Dean and Paley Professor Fritz Steiner said that the students in the Class of 2022 were distinguished by their skepticism, questioning, and curiosity—and also by their ability to plan for and recover from adversity.
“God, you are a resilient bunch!” Steiner said.
In his keynote remarks, the writer and environmental-justice activist Julian Brave Noisecat talked about the significance of names and naming. Noisecat, an Oakland native and a member of the Canim Lake Band Tsq'escen and descendant of the Lil'Wat Nation of Mount Currie, talked about the cultural genocide that European settlers attempted to carry out on the indigenous people of North America. To live in the contemporary US with a last name like his, the meaning of which no living person remembers, is to be “a survivor dangling on the limb of a tree they could not quite chop down,” he said.
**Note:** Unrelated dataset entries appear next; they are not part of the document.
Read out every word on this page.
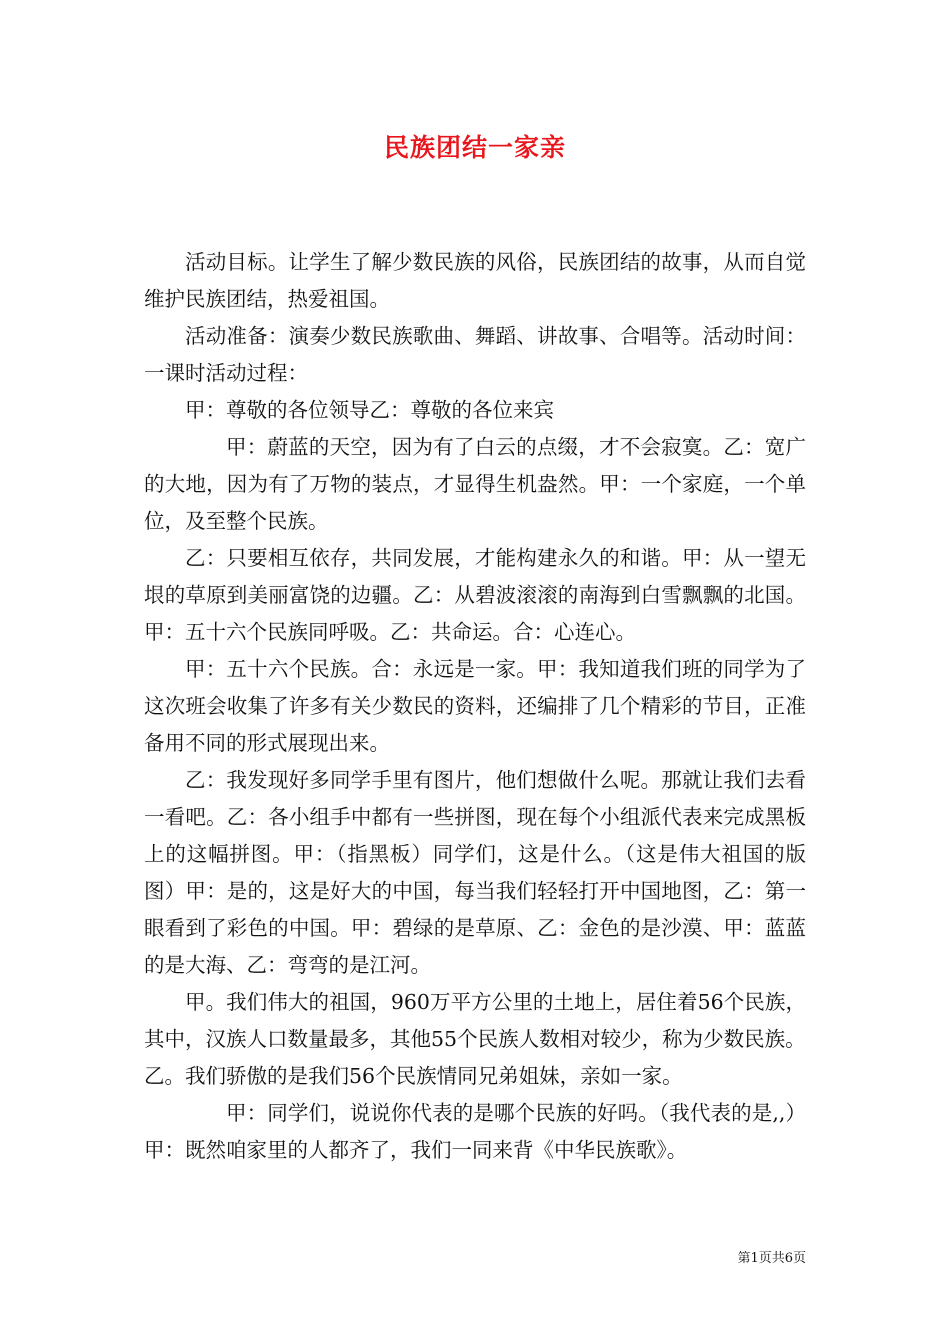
民族团结一家亲

活动目标。让学生了解少数民族的风俗，民族团结的故事，从而自觉维护民族团结，热爱祖国。

活动准备：演奏少数民族歌曲、舞蹈、讲故事、合唱等。活动时间：一课时活动过程：

甲：尊敬的各位领导乙：尊敬的各位来宾

甲：蔚蓝的天空，因为有了白云的点缀，才不会寂寞。乙：宽广的大地，因为有了万物的装点，才显得生机盎然。甲：一个家庭，一个单位，及至整个民族。

乙：只要相互依存，共同发展，才能构建永久的和谐。甲：从一望无垠的草原到美丽富饶的边疆。乙：从碧波滚滚的南海到白雪飘飘的北国。甲：五十六个民族同呼吸。乙：共命运。合：心连心。

甲：五十六个民族。合：永远是一家。甲：我知道我们班的同学为了这次班会收集了许多有关少数民的资料，还编排了几个精彩的节目，正准备用不同的形式展现出来。

乙：我发现好多同学手里有图片，他们想做什么呢。那就让我们去看一看吧。乙：各小组手中都有一些拼图，现在每个小组派代表来完成黑板上的这幅拼图。甲：（指黑板）同学们，这是什么。（这是伟大祖国的版图）甲：是的，这是好大的中国，每当我们轻轻打开中国地图，乙：第一眼看到了彩色的中国。甲：碧绿的是草原、乙：金色的是沙漠、甲：蓝蓝的是大海、乙：弯弯的是江河。

甲。我们伟大的祖国，960万平方公里的土地上，居住着56个民族，其中，汉族人口数量最多，其他55个民族人数相对较少，称为少数民族。

乙。我们骄傲的是我们56个民族情同兄弟姐妹，亲如一家。

甲：同学们，说说你代表的是哪个民族的好吗。（我代表的是,,）甲：既然咱家里的人都齐了，我们一同来背《中华民族歌》。

第1页共6页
“When they call out your name and put a degree in your hand, I want you to think about the ancestors who gave you that name,” Noisecat said. “I want you to think about their deeds—their good deeds and bad deeds and everything in between. I want you to think about your own, and to imagine what it might look like to live your life in such a way that you become an ancestor worthy of having their name and story remembered, passed on, maybe even sung about.”
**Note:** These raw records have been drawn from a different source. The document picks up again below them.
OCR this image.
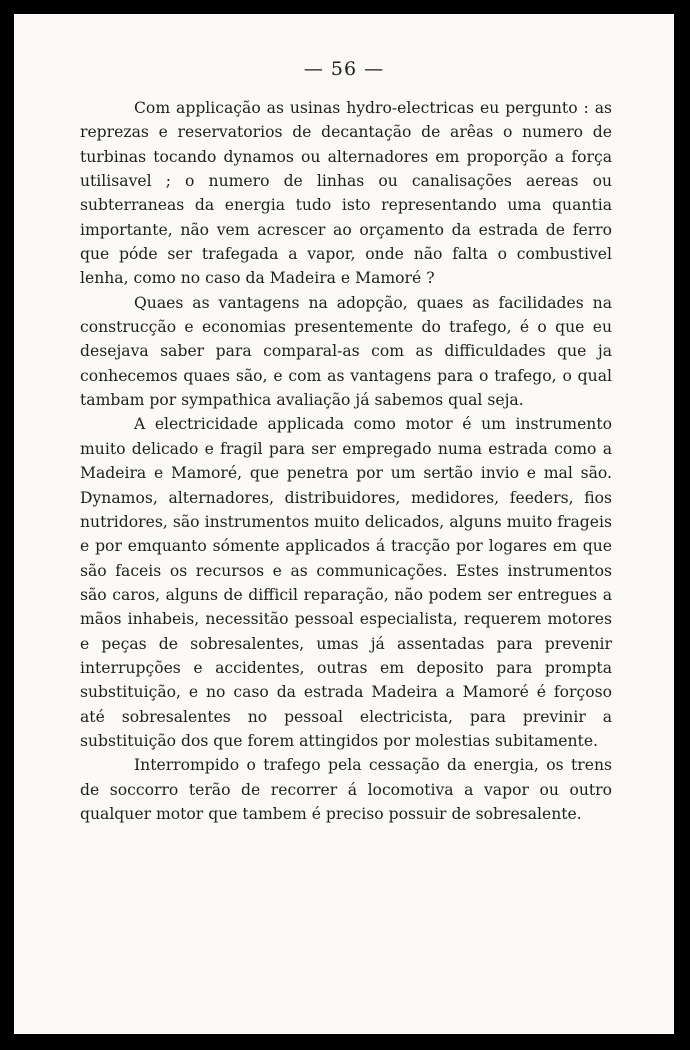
— 56 —

Com applicação as usinas hydro-electricas eu pergunto : as reprezas e reservatorios de decantação de arêas o numero de turbinas tocando dynamos ou alternadores em proporção a força utilisavel ; o numero de linhas ou canalisações aereas ou subterraneas da energia tudo isto representando uma quantia importante, não vem acrescer ao orçamento da estrada de ferro que póde ser trafegada a vapor, onde não falta o combustivel lenha, como no caso da Madeira e Mamoré ?

Quaes as vantagens na adopção, quaes as facilidades na construcção e economias presentemente do trafego, é o que eu desejava saber para comparal-as com as difficuldades que ja conhecemos quaes são, e com as vantagens para o trafego, o qual tambam por sympathica avaliação já sabemos qual seja.

A electricidade applicada como motor é um instrumento muito delicado e fragil para ser empregado numa estrada como a Madeira e Mamoré, que penetra por um sertão invio e mal são. Dynamos, alternadores, distribuidores, medidores, feeders, fios nutridores, são instrumentos muito delicados, alguns muito frageis e por emquanto sómente applicados á tracção por logares em que são faceis os recursos e as communicações. Estes instrumentos são caros, alguns de difficil reparação, não podem ser entregues a mãos inhabeis, necessitão pessoal especialista, requerem motores e peças de sobresalentes, umas já assentadas para prevenir interrupções e accidentes, outras em deposito para prompta substituição, e no caso da estrada Madeira a Mamoré é forçoso até sobresalentes no pessoal electricista, para previnir a substituição dos que forem attingidos por molestias subitamente.

Interrompido o trafego pela cessação da energia, os trens de soccorro terão de recorrer á locomotiva a vapor ou outro qualquer motor que tambem é preciso possuir de sobresalente.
In addition to the commencement ceremonies, the Weitzman School’s traditional Year End Show opened last weekend and combines a virtual gallery and in-person exhibitions at Meyerson Hall (through June 5) and the Crane Arts Building (through May 28). Also on display in Meyerson Hall is the Hometowns Project, a pop-up project of the Justice and Belonging Committee, curated by Graduate Architecture Lecturer Ariel Genadt, which brings together photos of the faculty and student body’s hometowns, focusing on activities happening in public spaces.
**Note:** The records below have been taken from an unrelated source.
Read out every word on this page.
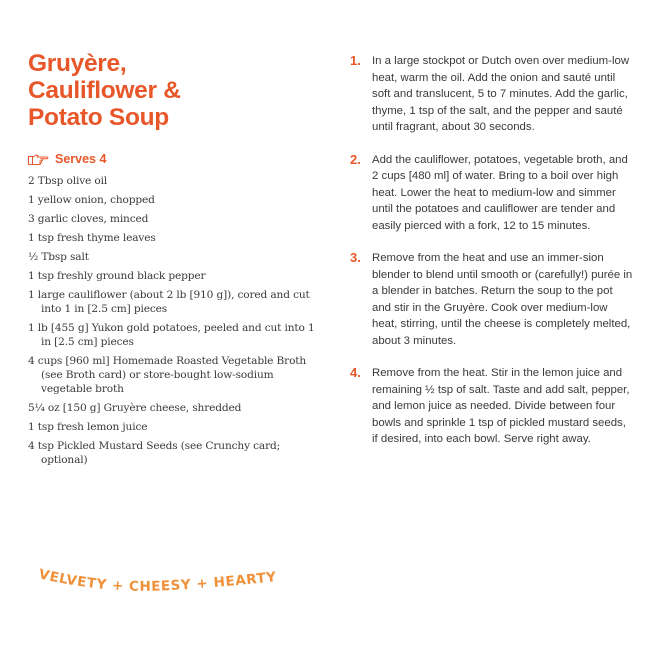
Gruyère,
Cauliflower &
Potato Soup
Serves 4
2 Tbsp olive oil
1 yellow onion, chopped
3 garlic cloves, minced
1 tsp fresh thyme leaves
½ Tbsp salt
1 tsp freshly ground black pepper
1 large cauliflower (about 2 lb [910 g]), cored and cut into 1 in [2.5 cm] pieces
1 lb [455 g] Yukon gold potatoes, peeled and cut into 1 in [2.5 cm] pieces
4 cups [960 ml] Homemade Roasted Vegetable Broth (see Broth card) or store-bought low-sodium vegetable broth
5¼ oz [150 g] Gruyère cheese, shredded
1 tsp fresh lemon juice
4 tsp Pickled Mustard Seeds (see Crunchy card; optional)
VELVETY + CHEESY + HEARTY
1. In a large stockpot or Dutch oven over medium-low heat, warm the oil. Add the onion and sauté until soft and translucent, 5 to 7 minutes. Add the garlic, thyme, 1 tsp of the salt, and the pepper and sauté until fragrant, about 30 seconds.
2. Add the cauliflower, potatoes, vegetable broth, and 2 cups [480 ml] of water. Bring to a boil over high heat. Lower the heat to medium-low and simmer until the potatoes and cauliflower are tender and easily pierced with a fork, 12 to 15 minutes.
3. Remove from the heat and use an immer-sion blender to blend until smooth or (carefully!) purée in a blender in batches. Return the soup to the pot and stir in the Gruyère. Cook over medium-low heat, stirring, until the cheese is completely melted, about 3 minutes.
4. Remove from the heat. Stir in the lemon juice and remaining ½ tsp of salt. Taste and add salt, pepper, and lemon juice as needed. Divide between four bowls and sprinkle 1 tsp of pickled mustard seeds, if desired, into each bowl. Serve right away.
The theme of home was also central to remarks from Hadi El Kebbi (MArch’22), a Master of Architecture graduate who worked with the Polyhedral Structures Laboratory under Assistant Professor of Architecture Masoud Akbarzadeh and was selected by his fellow students to speak at commencement. El Kebbi, a Beirut native who attended Lehigh University for a bachelor’s degree in architecture, thanked his fellow students—“the kindest, funniest, most talented group of people I’ve ever had the honor of meeting”—for the community they built during their time at Weitzman.
“Home is not a geographical location, nor a point on your birth certificate, but a group of people you absolutely love and find solace in,” he said.